Alberto Piernas

El desierto amable




Baduwa llevaba demasiadas horas arrastrándose por el desierto. Un oleaje de reflejos solares sacudía los páramos e inclinaba algo más las encinas salpicadas, y en su mente se dibujaban imágenes de manantiales, lluvia y un océano que nunca antes había visitado. La boca, de cartón, era asaltada por los suspiros de arena, mientras el cuerpo se adhería al suelo como una lagartija indefensa. Veía algo al fondo, parecía un pueblo de tejados hechos con pieles de animales; también una franja azulada tras suya. Se detuvo en mitad del desierto y se colocó en posición fetal, apenada, intentando llorar. Sin embargo, en el cuerpo más seco del mundo no quedaban ni lágrimas que pudieran saciarla. El cielo comenzó a teñirse de nubes grises que tomaron el relevo de aquellas blancas que migraban a lugares menos infames. En algún momento echó la vista atrás y vio los dos cuerpos tostados, inertes en la lejanía. ¿Tendría sentido seguir avanzando? ¿Debería entregarse allí, junto a los suyos? La imagen del pueblo parecía latir en la lejanía, a unos kilómetros que dudó en recorrer mientras su saliva se convertía en mantequilla. Intentó avanzar algo más, bajo una naturaleza que jugaba con sus insignificantes huéspedes. ¿Qué haría al llegar al pueblo, tras saciarse de agua y llorar en la oscuridad de una habitación? “No lo sé, no sé. . ." susurraba en voz baja. “Te esperaré cielo gris, pero ven pronto". Continuó arrastrándose, cada vez más cerca del pueblo, cuyo espejismo comenzaba a distorsionarse hasta convertirse en manchas marrones arrancadas por el viento.
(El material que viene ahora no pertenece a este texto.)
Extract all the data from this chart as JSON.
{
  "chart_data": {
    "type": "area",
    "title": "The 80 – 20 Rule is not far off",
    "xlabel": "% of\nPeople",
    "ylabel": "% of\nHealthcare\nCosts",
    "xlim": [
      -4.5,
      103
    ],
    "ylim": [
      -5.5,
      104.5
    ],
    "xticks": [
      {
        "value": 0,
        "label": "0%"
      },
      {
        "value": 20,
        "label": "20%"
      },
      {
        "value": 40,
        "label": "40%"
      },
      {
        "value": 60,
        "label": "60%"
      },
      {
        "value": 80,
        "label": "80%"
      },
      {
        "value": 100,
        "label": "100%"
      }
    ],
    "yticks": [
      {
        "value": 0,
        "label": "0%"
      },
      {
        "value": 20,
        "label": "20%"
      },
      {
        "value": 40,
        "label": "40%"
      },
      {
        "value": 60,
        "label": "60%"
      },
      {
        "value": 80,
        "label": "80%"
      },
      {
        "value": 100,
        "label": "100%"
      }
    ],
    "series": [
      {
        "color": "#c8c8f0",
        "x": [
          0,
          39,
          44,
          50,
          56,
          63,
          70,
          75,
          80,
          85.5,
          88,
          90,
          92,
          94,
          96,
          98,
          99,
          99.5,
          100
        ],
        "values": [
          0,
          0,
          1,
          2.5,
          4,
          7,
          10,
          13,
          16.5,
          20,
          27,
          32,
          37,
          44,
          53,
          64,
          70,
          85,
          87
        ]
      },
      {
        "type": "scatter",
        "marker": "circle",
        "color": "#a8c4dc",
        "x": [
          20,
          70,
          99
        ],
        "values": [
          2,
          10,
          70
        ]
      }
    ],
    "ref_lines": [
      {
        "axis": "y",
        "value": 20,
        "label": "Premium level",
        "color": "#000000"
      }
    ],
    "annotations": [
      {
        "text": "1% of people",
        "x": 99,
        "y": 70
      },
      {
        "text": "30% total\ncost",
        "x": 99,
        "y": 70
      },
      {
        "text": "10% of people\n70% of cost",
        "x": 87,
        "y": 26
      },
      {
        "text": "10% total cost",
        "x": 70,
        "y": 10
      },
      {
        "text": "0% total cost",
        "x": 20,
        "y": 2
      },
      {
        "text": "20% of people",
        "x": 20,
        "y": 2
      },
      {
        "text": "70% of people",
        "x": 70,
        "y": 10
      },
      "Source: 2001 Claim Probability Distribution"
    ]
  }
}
La locura era un pueblo, y el cielo se hacía esperar. Derrotada, volvió a tumbarse en el suelo, lanzando una mirada allá atrás donde parte de su vida era pasto de las moscas. Miró al cielo con la boca abierta, esperando el estruendo. El cielo estremeció el desierto y sus ojos comenzaron a cerrarse. De repente sintió una gota en los labios, un torrente acariciando su lengua, el cuerpo dolorido al estremecerse por la entrada del agua. Su cuerpo era un barrizal, y la memoria una bola de cristal que explotaba en mil pedazos. Volvió a mirar hacia atrás, después al horizonte, y no vio nada. Ni a su familia, ni el pueblo, sólo el desierto mojado tras muchos años. Y decidió quedarse allí, haciendo el amor con la lluvia entre dos caminos, en medio de un desierto que convertía la ilusión en el más necesario de los derechos.